Proxy Provider RTT TCP Handshake RTT WebSocket Difference in % Uses a Proxy
Brightdata 135.8ms 231ms 70% Yes
Brightdata 122.3ms 228ms 86% Yes
Brightdata 103.9ms 210ms 102% Yes
Brightdata 151.1ms 224ms 48% Yes
Brightdata 128ms 198ms 54% Yes
Brightdata 121.85ms 240ms 96% Yes
ScrapingBee 191.9ms 278.7ms 45% Yes
ScrapingBee 143.7ms 291ms 103% Yes
ScrapingBee 149.9ms 354.4ms 136% Yes
ScrapingBee 95.7ms 174.3ms 83% Yes
ScrapingBee 147.9ms 293.3ms 98% Yes
ScrapingBee 95.7ms 177.3ms 86% Yes

The samples above confirm my hypothesis.

Indeed, the WebSocket latencies are at between 45% to 136% larger then their corresponding TCP handshake latencies. That is a significant difference compared to the largest difference of the No Proxy measurements from above (13.6%). Statistically speaking, we can determine with high probablity if the visiting user is using a proxy or not. Mission accomplished!

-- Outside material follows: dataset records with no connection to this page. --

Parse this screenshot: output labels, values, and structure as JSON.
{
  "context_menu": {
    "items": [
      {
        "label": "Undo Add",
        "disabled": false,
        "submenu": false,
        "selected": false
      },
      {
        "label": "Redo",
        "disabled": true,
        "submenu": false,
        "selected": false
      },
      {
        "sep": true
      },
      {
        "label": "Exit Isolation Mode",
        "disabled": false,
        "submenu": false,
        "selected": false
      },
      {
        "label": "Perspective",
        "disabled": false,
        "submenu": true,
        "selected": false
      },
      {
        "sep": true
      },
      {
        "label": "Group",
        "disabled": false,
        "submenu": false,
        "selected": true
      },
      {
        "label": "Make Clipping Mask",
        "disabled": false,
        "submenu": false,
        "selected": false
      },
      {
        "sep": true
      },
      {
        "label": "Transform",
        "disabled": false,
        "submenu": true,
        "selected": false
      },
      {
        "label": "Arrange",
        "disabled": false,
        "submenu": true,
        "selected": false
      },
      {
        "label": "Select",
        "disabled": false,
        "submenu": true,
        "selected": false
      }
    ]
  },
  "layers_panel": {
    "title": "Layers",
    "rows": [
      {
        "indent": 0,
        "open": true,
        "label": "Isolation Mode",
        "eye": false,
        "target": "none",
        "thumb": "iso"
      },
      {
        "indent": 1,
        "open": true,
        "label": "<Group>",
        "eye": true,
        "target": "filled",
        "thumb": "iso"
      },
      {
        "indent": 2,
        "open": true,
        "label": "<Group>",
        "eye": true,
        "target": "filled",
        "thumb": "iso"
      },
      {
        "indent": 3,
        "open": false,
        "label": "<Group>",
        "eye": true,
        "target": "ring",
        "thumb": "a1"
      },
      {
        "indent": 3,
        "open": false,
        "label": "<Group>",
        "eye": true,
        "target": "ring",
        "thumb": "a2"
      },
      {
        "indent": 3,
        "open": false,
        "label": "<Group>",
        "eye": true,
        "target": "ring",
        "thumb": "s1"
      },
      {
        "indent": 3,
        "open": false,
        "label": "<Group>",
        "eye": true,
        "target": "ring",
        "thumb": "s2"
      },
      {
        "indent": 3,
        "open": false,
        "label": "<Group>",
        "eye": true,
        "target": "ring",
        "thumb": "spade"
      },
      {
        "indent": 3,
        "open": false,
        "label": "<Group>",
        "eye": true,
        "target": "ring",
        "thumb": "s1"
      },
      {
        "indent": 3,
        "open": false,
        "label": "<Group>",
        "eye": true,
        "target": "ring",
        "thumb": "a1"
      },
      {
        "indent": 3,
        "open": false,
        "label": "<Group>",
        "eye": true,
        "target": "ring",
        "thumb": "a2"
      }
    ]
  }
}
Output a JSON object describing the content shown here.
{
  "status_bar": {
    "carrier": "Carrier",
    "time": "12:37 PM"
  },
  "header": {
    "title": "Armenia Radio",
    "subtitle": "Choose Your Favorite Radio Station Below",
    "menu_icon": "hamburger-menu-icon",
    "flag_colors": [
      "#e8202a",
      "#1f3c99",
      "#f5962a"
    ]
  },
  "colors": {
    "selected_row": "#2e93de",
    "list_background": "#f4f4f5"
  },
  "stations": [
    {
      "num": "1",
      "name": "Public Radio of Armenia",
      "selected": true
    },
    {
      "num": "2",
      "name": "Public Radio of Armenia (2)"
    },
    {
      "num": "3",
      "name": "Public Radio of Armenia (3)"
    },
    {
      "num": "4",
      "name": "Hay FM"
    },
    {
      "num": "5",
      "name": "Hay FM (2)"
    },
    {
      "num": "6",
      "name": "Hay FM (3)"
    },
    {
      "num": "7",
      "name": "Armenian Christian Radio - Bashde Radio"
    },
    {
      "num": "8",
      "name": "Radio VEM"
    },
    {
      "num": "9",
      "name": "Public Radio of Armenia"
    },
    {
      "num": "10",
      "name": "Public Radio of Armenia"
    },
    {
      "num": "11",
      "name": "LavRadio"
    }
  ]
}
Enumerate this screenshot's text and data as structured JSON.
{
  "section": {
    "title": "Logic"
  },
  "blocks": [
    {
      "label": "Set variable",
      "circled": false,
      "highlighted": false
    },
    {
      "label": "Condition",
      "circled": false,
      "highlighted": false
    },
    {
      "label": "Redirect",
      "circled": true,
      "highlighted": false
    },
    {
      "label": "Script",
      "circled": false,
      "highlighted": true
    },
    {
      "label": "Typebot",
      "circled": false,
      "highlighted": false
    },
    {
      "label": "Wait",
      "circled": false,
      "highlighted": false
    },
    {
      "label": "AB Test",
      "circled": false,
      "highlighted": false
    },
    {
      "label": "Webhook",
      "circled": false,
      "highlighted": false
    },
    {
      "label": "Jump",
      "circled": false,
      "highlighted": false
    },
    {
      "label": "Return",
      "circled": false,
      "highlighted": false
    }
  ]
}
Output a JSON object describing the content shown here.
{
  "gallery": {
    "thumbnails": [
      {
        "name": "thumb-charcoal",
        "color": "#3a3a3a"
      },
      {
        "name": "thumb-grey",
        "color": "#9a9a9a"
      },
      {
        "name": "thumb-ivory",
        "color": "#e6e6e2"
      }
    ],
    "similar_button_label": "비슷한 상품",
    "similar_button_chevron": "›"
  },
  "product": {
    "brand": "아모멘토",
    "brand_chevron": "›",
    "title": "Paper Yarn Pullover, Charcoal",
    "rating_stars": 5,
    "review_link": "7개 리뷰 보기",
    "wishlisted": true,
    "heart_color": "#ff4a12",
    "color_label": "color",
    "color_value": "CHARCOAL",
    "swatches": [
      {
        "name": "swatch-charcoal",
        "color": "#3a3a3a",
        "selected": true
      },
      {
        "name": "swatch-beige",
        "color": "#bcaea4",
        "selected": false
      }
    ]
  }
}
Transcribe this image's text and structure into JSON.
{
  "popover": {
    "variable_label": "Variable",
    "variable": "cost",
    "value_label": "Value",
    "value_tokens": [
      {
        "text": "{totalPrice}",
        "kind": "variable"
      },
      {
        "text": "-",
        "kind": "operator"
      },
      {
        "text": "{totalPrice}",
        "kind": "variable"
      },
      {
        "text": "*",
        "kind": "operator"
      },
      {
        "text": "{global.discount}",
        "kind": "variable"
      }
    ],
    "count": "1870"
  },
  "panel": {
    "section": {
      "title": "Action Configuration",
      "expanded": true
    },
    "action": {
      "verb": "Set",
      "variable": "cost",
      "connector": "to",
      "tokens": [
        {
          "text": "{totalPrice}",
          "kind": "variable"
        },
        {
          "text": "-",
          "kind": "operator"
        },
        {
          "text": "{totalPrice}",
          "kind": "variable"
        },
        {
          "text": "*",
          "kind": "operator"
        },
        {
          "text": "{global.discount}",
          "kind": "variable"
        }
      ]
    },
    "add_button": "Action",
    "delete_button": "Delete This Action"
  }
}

Some things to keep in mind:

  • Sometimes, the latencies obtained from WebSockets have outliers. I assume that this is due to packet loss and re-transmission (WebSockets is a reliable protocol).
  • The downside with TCP/IP handshake RTTs is that there may also occur packet loss and thus skewed latency measurements. But because there are usually a couple of TCP/IP handshakes made when a browser visits my website, I can take the median value as well.